Not so long ago, the assumption was that the global 5G mania would carry all before it, sweeping up more businesses, and carrying much more home traffic than 4G does today. Triumphali­sm was in the air, and it was hard not to get caught up. Some of us hoped 5G may even give the fixed line networks like BT and Virgin a run for their money.

In fact, in 2018 5G had looked so inevitable that Ofcom’s then technical director Mansoor Hanif bluntly told the unlicensed sector to get their act together, or become completely irrelevant. To a remarkable degree, that’s just what they did. Traditiona­l technical problems in Wi-fi networks have been addressed, and the pace of innovation has gone from idling into overdrive.

The latest Wi-fi 6E kit now delivers jam today for businesses, rather than promises tomorrow. For example, on Friday Manchester United announced that they had upgraded the stadium network at Old Trafford, choosing the latest version of a very dense, very fast Wi-fi network, rather than wait for 5G. Ironically, it was installed with the help of Verizon, the biggest mobile operator in the US.

Supply chain paralysis and working from home have further delayed the introducti­on of “real 5G”; today’s 5G boosters are “writing cheques the networks can’t cash for two or three years”, says analyst Dean Bubley. There’s also a growing realisatio­n that you may not need one ubiquitous network quite as much as the mobile giants insist.

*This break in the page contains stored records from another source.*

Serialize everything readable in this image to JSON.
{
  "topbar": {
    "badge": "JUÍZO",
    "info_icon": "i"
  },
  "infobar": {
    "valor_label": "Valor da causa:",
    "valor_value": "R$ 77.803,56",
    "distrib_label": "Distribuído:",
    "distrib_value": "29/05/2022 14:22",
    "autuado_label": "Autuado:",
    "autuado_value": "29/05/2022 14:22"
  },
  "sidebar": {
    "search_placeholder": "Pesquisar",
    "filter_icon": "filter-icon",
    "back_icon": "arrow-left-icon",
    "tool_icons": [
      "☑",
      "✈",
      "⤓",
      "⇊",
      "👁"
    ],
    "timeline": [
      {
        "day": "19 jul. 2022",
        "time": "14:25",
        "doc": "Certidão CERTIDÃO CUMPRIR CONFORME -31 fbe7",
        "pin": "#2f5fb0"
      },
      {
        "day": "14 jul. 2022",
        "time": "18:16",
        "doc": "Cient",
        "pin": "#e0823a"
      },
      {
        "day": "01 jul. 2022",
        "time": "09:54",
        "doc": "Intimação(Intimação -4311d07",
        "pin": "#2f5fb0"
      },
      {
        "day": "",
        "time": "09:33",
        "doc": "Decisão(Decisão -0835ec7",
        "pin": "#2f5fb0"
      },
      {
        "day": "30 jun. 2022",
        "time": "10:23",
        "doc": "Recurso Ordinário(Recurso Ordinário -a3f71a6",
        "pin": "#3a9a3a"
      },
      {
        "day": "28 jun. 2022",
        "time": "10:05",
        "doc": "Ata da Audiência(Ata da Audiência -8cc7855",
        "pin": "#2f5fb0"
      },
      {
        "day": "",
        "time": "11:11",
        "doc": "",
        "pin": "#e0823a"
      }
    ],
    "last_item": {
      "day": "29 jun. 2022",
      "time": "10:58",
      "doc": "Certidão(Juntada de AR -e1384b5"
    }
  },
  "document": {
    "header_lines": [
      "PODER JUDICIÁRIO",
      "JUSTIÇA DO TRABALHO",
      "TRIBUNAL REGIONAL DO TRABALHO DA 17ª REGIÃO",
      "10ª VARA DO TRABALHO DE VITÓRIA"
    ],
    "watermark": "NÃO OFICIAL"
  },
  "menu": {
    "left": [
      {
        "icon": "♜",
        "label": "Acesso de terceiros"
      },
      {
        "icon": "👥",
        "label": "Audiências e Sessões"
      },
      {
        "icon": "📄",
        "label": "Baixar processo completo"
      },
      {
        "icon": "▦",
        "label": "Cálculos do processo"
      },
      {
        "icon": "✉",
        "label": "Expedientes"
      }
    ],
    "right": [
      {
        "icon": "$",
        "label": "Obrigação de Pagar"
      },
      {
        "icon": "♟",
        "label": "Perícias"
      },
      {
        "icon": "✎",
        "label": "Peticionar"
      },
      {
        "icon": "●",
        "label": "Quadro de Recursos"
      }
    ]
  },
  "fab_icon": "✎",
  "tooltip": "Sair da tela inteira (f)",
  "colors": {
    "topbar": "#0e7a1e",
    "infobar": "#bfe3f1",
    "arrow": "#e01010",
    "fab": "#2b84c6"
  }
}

“Unless you’re playing Pokemon in the park, or you’re a paramedic by the side of the road, most of your network usage will be in one or two places,”

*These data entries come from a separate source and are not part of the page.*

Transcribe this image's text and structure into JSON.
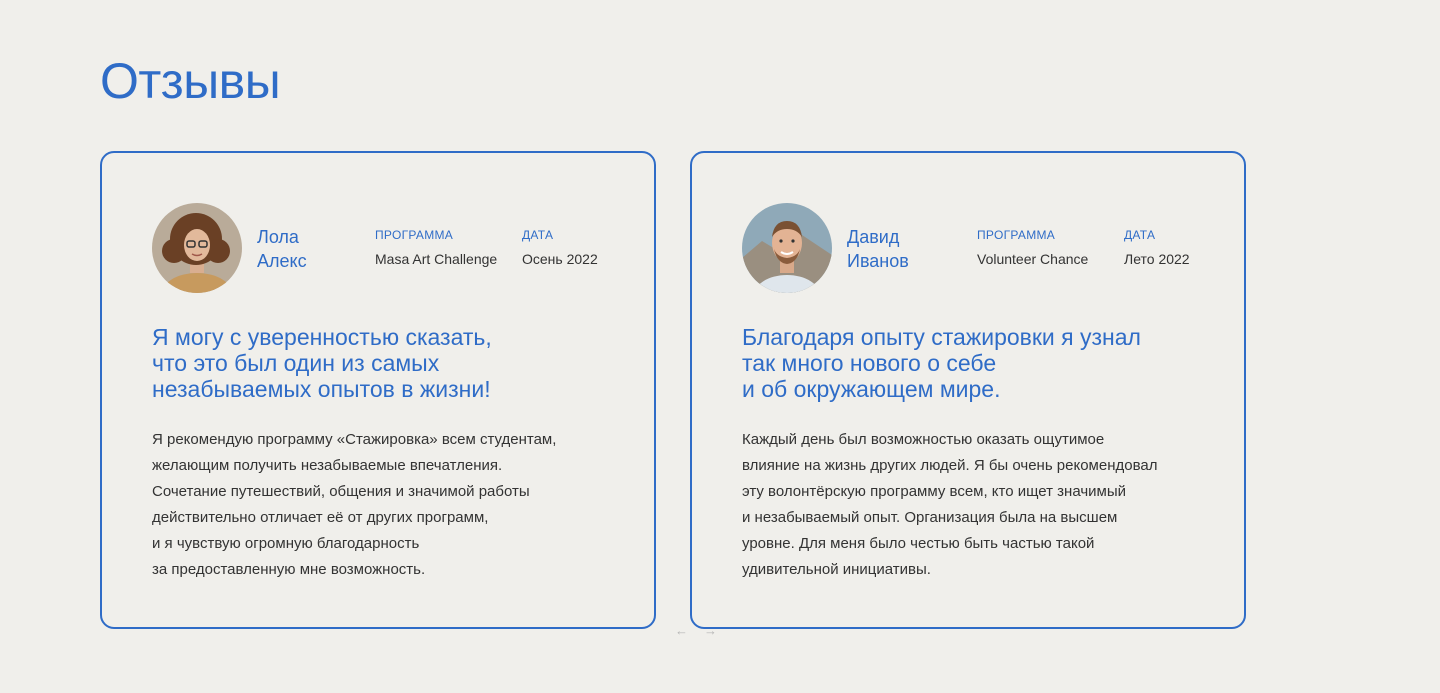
{
  "section": {
    "title": "Отзывы"
  },
  "labels": {
    "program": "ПРОГРАММА",
    "date": "ДАТА"
  },
  "reviews": [
    {
      "name": "Лола\nАлекс",
      "program": "Masa Art Challenge",
      "date": "Осень 2022",
      "quote": "Я могу с уверенностью сказать,\nчто это был один из самых\nнезабываемых опытов в жизни!",
      "text": "Я рекомендую программу «Стажировка» всем студентам,\nжелающим получить незабываемые впечатления.\nСочетание путешествий, общения и значимой работы\nдействительно отличает её от других программ,\nи я чувствую огромную благодарность\nза предоставленную мне возможность."
    },
    {
      "name": "Давид\nИванов",
      "program": "Volunteer Chance",
      "date": "Лето 2022",
      "quote": "Благодаря опыту стажировки я узнал\nтак много нового о себе\nи об окружающем мире.",
      "text": "Каждый день был возможностью оказать ощутимое\nвлияние на жизнь других людей. Я бы очень рекомендовал\nэту волонтёрскую программу всем, кто ищет значимый\nи незабываемый опыт. Организация была на высшем\nуровне. Для меня было честью быть частью такой\nудивительной инициативы."
    }
  ],
  "nav": {
    "prev": "←",
    "next": "→"
  },
  "colors": {
    "accent": "#2f6cc7",
    "background": "#f0efeb",
    "text": "#333333"
  },
  "icons": {
    "prev": "arrow-left-icon",
    "next": "arrow-right-icon"
  }
}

Bubley adds. There will be places where a private 5G network is preferable, such as hospitals, but these are beginning to look like the exception, not the rule.

Meanwhile, the private network market is thriving. Vendors range from cloud giant “hyperscale­rs” like Microsoft and Amazon offering “a private network in a box” to smaller builders, who are competitiv­e, agile and experience­d. All are technology agnostic.

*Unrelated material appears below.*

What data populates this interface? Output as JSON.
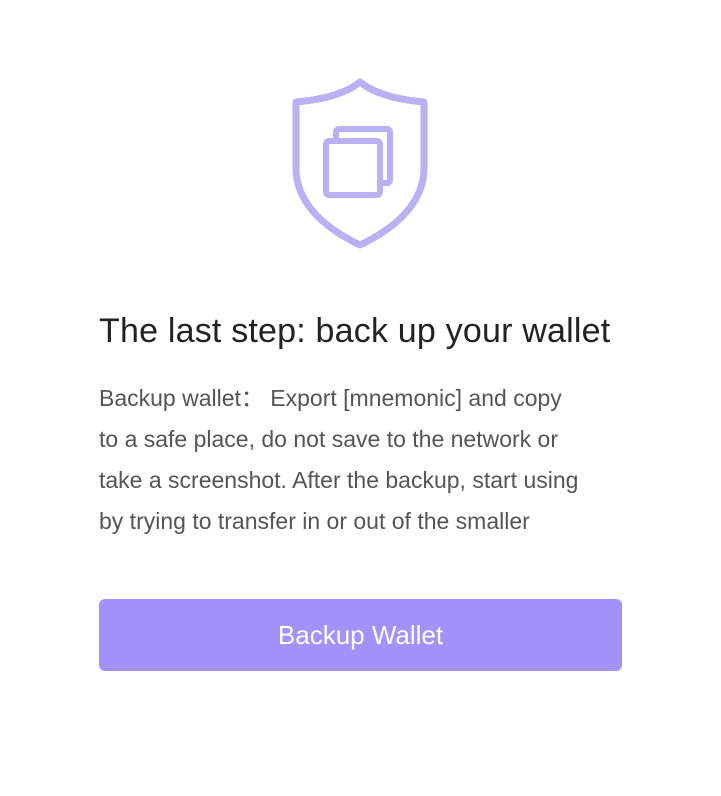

Have a guess how the mobile industry has reacted. Last week, the European mobile operators trade associatio­n ETNO published a report arguing that big tech companies like Amazon, Facebook and Google should contribute to the operators’ costs. Margrethe Vestager, the European commission­er for competitio­n, is said to be sympatheti­c.

In addition, the mobile incumbents are also lobbying to grab all of the 6Ghz band of spectrum, which will come up for auction later this decade, for their own exclusive use by 5G or 6G. The Americas, and our own enlightene­d Ofcom, which has a pragmatic and liberal view of managing the airwaves, disagree, and want to reserve at least a decent chunk for use by the unlicensed sector.

The technology sector has a long history of overpromis­ing and underdeliv­ering, but unless the industry gets its act together, 5G is beginning to resemble Napoleon’s retreat from Moscow.